Industry Pushes Back on Biden Administration's LNG Export Study
In a newly-released study, the U.S. Department of Energy predicted that natural gas prices for U.S. households will rise because of demand from buyers in Europe and Asia, who will be able to purchase more American gas as new LNG plants come online. The LNG and petroleum industries quickly pushed back on the report, and many energy-industry commentators have suggested that DOE's analysis is flawed or motivated by election-year politics.
American LNG export capacity is on track to double by 2028, from about 14 billion cubic feet per day (bcf/d) to 28 bcf/d, and DOE anticipates that it could double again to 56 bcf/d by midcentury. The study predicts that if not controlled, this expansion would raise Henry Hub gas wholesale prices by 30 percent and U.S. household electricity prices by four percent.

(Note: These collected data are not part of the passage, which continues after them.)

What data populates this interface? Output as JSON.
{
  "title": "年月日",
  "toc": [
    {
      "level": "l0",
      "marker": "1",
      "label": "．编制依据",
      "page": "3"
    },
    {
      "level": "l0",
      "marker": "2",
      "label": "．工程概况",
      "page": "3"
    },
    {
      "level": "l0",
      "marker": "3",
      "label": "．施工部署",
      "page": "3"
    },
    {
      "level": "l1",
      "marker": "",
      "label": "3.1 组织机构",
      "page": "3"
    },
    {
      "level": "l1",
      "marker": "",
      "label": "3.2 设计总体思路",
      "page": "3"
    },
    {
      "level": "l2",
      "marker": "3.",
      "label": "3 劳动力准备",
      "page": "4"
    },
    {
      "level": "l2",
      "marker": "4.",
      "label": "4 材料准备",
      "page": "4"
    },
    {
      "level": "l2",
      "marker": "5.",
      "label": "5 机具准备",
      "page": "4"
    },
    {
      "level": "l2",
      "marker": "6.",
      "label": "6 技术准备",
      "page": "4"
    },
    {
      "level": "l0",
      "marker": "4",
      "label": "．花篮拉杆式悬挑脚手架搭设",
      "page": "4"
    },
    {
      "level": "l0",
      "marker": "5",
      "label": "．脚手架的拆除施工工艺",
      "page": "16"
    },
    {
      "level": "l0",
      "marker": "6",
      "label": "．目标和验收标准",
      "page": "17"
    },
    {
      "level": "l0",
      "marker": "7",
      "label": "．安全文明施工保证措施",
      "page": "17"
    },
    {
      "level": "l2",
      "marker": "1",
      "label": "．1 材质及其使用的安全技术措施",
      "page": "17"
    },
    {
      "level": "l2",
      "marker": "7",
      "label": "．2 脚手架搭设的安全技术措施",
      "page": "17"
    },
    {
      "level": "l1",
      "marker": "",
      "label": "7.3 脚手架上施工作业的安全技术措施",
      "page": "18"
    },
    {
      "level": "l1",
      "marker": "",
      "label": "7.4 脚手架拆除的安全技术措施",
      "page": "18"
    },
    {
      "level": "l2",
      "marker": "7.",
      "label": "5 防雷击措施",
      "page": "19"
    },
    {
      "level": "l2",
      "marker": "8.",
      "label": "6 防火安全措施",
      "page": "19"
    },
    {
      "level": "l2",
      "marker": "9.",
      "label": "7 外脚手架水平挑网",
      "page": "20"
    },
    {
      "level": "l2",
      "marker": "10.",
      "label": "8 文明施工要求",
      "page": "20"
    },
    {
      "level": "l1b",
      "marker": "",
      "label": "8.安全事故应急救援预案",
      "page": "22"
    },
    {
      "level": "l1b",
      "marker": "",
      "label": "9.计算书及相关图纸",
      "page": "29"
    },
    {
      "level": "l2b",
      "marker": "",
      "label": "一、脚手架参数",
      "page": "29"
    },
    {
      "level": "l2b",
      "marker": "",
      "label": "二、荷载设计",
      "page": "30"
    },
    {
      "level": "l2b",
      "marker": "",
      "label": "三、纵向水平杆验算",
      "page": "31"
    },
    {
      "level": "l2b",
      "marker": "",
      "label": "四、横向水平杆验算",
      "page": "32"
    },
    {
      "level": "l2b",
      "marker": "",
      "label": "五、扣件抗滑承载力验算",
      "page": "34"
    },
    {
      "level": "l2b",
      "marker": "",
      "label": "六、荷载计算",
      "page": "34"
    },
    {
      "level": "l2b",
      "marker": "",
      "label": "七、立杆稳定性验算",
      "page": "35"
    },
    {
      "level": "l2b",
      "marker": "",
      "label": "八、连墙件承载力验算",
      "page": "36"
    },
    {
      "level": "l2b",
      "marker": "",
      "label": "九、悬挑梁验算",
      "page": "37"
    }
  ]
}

"DOE analysis exposes a triple-cost increase to U.S. consumers from increasing LNG exports – the increasing domestic price of the natural gas itself, increases in electricity prices (natural gas being a key input in many U.S. power markets), and the increased costs for consumers from the pass-through of higher costs to U.S. manufacturers," said Energy Secretary Jennifer Granholm. "Any sound and durable approach for considering additional [LNG plant] authorizations should consider where those LNG exports are headed, and whether targeted guardrails may be utilized to protect the public interest."
The department cautioned that unlimited exports of low-cost American LNG would benefit China, America's primary strategic competitor and the world's largest consumer of liquefied natural gas. Chinese buyers have signed offtake agreements with more than half a dozen American LNG plants, including Calcasieu Pass, Corpus Christi Stage III, Calcasieu Pass 2, Plaquemines LNG, Rio Grande LNG, Sabine Pass, and Mexico Pacific Limited.
Many industry experts were skeptical that increased LNG exports would impact American gas pricing. Jack Weixel, senior director at East Daley Analytics, told Hart Energy that more LNG export capacity would just absorb the existing, unrealized gas output from fields near the Gulf Coast. In the Permian Basin, natural gas has been priced below $0 for much of this year, and this underused volume is simply waiting for a new source of demand - like an LNG plant, Weixel suggested.
Dan Byers, VP of Policy at the U.S. Chamber of Commerce's Global Energy Institute, noted that predictions of extra-high gas prices had been made before and had not come to pass - because American gas producers have room to increase supply. "Just last week DOE itself published an analysis showing that U.S. natural gas prices reached all-time lows in November. This is thanks to America’s enormous natural gas resource base, wherein upstream producers anticipate future demand and respond with additional production," Byers said in a statement.
Byers noted a parallel Chamber of Commerce-backed study produced by S&P Global, which predicts a domestic gas price increase of 0.7 percent by 2040 if LNG exports grow without restrictions.